The ability to simulate realistic data is an integral part of applied statistics. Simulated data are frequently used to develop and compare analysis strategies, since the “truth” is both known and controllable in the simulated data, where it may be neither in the real data. Simulated data must bear a suitably close resemblance to the real data, suitable for the purpose the analyst has in mind. Moreover, the process of developing a simulation model involves an extensive exploratory data analysis that often reveals interesting patterns and structure in the data, some of which may be novel and of scientific interest.

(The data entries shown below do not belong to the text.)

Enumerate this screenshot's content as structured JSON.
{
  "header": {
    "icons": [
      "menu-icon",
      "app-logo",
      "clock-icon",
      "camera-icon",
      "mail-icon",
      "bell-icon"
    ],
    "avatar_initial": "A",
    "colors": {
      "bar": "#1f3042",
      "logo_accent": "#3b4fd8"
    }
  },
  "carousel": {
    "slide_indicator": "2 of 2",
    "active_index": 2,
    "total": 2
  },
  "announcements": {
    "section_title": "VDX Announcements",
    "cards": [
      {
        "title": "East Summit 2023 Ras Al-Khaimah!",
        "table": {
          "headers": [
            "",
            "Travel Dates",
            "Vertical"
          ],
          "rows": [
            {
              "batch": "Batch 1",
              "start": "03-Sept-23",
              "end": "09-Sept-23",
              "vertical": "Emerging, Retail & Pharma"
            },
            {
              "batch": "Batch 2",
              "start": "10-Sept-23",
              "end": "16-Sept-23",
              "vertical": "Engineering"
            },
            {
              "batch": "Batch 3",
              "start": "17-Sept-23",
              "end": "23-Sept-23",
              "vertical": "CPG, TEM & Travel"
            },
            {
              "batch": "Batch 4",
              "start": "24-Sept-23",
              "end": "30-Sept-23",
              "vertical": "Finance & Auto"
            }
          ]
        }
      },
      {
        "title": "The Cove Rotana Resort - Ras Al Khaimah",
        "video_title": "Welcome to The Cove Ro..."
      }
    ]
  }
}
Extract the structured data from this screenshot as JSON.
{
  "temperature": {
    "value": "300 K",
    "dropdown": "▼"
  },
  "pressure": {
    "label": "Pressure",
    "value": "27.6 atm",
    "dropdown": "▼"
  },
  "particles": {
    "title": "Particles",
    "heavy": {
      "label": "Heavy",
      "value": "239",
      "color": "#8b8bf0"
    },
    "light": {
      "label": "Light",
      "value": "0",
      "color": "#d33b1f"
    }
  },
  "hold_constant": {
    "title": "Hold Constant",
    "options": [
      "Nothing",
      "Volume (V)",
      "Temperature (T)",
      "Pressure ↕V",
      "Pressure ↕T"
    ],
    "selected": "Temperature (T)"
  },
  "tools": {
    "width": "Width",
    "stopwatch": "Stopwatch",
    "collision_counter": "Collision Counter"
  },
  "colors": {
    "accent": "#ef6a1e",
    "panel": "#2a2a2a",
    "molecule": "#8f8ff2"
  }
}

Current methods for simulating bisulfite sequencing data are designed and are adequate for comparing read-mapping software, but not for many other important purposes, such as developing methods for identifying differential methylation. This is because current simulation software ignores the complex dependence structure of DNA methylation, such as the strong spatial correlations of CpG methylation, and the multiple haplotypes present in a sample of cells.
We have performed extensive exploratory data analyses on 20 whole genome bisulfite datasets in an attempt to elucidate this complex structure, including the spatial correlations of CpG methylation (at both the level of individual reads and at the level of aggregated beta values), the effect of genomic context on CpG methylation and the degree of epipolymorphism. We are using this knowledge to develop a way of simulating realistic whole genome bisulfite sequencing data that is suitable for developing, testing and comparing methods for identifying differential methylation.